Voxel-level comparison of arterial spin-labeled perfusion MRI and FDG-PET in Alzheimer disease

Affiliations
Comparative Study

Voxel-level comparison of arterial spin-labeled perfusion MRI and FDG-PET in Alzheimer disease

Y Chen et al. Neurology. .

Abstract

Objective: We compared the ability of arterial spin labeling (ASL), an MRI method that measures cerebral blood flow (CBF), to that of FDG-PET in distinguishing patients with Alzheimer disease (AD) from healthy, age-matched controls.

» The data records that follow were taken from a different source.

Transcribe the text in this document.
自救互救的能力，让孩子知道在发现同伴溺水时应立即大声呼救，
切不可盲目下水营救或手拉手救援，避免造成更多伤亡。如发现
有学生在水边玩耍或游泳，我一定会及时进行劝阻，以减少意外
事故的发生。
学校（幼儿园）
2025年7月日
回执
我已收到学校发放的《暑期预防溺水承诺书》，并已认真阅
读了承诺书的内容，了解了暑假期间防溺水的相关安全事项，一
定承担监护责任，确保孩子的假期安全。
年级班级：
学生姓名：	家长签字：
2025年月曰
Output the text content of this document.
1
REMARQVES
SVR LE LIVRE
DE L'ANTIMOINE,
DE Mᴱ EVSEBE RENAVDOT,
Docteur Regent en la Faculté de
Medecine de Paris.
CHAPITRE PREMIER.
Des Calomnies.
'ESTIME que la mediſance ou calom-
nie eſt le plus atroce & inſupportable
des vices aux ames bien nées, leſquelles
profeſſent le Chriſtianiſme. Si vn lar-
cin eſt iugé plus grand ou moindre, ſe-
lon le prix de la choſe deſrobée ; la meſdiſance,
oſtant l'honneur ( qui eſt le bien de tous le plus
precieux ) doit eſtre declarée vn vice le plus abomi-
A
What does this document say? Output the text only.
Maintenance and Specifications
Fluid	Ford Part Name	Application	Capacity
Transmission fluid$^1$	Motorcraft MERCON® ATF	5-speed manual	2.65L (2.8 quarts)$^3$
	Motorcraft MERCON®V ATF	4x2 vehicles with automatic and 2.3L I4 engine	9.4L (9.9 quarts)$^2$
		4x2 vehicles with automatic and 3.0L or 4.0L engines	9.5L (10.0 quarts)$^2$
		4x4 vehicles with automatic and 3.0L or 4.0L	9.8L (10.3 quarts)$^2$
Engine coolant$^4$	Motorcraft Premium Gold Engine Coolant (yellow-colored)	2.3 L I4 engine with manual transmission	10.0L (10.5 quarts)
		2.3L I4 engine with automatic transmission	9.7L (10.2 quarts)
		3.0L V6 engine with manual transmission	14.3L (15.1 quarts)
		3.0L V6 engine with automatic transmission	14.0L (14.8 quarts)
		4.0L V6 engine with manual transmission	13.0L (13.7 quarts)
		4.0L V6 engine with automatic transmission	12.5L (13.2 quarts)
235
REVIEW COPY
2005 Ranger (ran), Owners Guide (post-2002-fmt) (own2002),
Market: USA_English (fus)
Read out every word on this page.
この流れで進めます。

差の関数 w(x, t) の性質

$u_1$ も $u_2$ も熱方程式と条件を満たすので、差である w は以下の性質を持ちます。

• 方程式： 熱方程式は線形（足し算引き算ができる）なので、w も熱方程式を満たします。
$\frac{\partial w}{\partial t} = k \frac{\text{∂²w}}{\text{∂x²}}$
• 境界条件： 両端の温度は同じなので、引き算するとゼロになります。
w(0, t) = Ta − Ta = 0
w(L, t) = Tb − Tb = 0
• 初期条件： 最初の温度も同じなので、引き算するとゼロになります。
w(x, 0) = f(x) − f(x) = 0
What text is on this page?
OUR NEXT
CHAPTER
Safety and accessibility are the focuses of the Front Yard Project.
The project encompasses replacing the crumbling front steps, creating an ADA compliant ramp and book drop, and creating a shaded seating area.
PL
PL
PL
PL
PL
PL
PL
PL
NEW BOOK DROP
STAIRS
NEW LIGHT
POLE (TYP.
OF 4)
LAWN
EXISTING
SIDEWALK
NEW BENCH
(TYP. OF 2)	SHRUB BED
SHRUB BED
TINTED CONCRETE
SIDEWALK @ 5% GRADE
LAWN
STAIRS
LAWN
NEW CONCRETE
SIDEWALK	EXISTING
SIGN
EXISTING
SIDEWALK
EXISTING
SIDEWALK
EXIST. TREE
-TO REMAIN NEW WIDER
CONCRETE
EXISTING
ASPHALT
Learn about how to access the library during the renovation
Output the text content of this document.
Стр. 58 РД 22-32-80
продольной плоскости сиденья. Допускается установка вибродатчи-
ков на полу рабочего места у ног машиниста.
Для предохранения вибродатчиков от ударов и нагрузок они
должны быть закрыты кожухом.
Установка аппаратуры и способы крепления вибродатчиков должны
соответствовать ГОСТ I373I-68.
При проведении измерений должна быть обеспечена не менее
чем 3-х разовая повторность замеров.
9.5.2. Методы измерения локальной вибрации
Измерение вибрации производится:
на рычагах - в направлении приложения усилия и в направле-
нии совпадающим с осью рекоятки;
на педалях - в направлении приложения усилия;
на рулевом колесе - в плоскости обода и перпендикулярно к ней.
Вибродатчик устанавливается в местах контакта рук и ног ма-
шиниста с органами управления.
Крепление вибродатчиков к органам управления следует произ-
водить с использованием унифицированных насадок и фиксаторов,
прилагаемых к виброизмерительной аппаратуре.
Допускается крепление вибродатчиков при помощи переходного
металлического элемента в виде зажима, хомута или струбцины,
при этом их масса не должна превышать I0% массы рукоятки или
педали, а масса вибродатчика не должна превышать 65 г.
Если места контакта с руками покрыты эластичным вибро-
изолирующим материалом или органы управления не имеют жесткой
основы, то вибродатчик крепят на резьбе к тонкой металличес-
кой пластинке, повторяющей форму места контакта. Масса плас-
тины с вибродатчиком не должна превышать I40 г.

Methods: Fifteen patients with AD (mean age 72 ± 6 years, Mini-Mental State Examination score [MMSE] 20 ± 6) and 19 age-matched controls (mean age 68 ± 6 years, MMSE 29 ± 1) underwent structural MRI. Participants were injected with 5 mCi of FDG during pseudocontinuous ASL scan, which was followed by PET scanning. Statistical parametric mapping and regions of interest (ROI) analysis were used to compare the ability of the 2 modalities in distinguishing patients from controls. Similarity between the 2 modalities was further assessed with linear correlation maps of CBF and metabolism to neuropsychological test scores.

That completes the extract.